Sementara itu, ekspektasi terhadap penampilan laki-laki juga berubah — misalnya menjadi lebih “berotot” — sehingga pria pun bisa mengalami masalah kesehatan ini jika standar tadi tidak terpenuhi.

3. Perubahan Tubuh Alami dan Tingkat Stress

Masa pubertas, perubahan fisik, atau perubahan gaya hidup bisa memicu hal ini. Perubahan di tubuh yang cepat selama remaja atau dewasa awal sering kali membuat seseorang merasa jauh dari “ideal” yang mereka lihat di luar sana.

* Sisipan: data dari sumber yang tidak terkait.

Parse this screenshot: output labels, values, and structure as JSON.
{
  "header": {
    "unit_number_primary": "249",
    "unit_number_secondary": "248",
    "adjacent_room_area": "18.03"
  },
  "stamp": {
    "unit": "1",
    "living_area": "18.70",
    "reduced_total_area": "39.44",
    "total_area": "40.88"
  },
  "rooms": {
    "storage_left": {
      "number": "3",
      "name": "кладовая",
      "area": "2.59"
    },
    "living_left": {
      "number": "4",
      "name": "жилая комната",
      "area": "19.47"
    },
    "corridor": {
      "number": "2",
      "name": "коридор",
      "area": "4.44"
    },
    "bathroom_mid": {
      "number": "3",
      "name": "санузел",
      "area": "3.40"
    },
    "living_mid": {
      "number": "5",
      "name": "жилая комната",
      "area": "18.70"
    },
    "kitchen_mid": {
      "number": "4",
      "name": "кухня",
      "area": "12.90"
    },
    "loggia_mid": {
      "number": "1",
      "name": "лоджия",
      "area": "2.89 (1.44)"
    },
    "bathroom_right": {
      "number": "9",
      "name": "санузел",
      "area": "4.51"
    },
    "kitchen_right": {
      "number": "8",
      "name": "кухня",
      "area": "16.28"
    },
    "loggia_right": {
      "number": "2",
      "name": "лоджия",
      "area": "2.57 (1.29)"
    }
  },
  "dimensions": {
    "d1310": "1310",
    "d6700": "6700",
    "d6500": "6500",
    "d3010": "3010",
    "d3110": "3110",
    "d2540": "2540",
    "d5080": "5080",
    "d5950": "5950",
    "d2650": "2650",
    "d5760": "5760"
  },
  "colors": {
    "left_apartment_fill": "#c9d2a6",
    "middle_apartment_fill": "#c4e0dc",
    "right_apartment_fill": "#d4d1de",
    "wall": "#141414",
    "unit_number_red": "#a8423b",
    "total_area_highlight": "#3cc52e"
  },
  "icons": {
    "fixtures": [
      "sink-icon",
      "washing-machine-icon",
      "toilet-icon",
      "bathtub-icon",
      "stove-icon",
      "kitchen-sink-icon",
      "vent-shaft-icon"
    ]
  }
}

Ditambah lagi, tekanan akademis, pekerjaan, dan masalah hidup lainnya bisa memperparah perasaan negatif tentang tubuh.

Masalah di Kalangan Remaja & Dewasa Muda

1. Remaja

Remaja merupakan salah satu kelompok yang paling rentan. Sebagian besar remaja memiliki rasa tidak puas terhadap tubuhnya dan merasa tekanan sosial sangat kuat. Mayoritas remaja menginginkan tubuh yang lebih kurus atau lebih berotot, serta sering menghindari aktivitas sosial karena rasa tidak percaya diri.

2. Dewasa Muda

Dewasa muda juga tidak kalah terdampak. Studi menunjukkan peningkatan masalah kesehatan ini sejak 2009 hingga 2015, khususnya di antara usia 16-25 tahun.

Bahkan di tempat kerja atau lingkungan sosial dewasa, rasa tidak percaya diri terhadap tubuh sering berkontribusi terhadap stres psikologis yang signifikan.

Tantangan di Era Digital 2026

1. Algoritma Media Sosial

Algoritma sering menampilkan konten yang terus memengaruhi persepsi tubuh dan standar kecantikan. Bukan hanya konten langsung tentang “body goals,” tetapi juga hal-hal yang lebih halus seperti filter foto, komentar, atau trend make-over yang menonjolkan penampilan tertentu.

2. Kurangnya Edukasi dan Dukungan

Masih banyak orang yang tidak tahu bagaimana membangun body image yang sehat. Tanpa pemahaman yang tepat tentang bagaimana media memengaruhi persepsi tubuh, banyak yang terjebak dalam siklus buruk yang terus mengulang.

3. Stigma terhadap Kesehatan Mental

Masih banyak yang enggan mencari bantuan profesional ketika mengalami masalah kesehatan ini. Anggapan bahwa “ini hanya soal penampilan” sering membuat orang menunda atau menghindari penanganan yang seharusnya.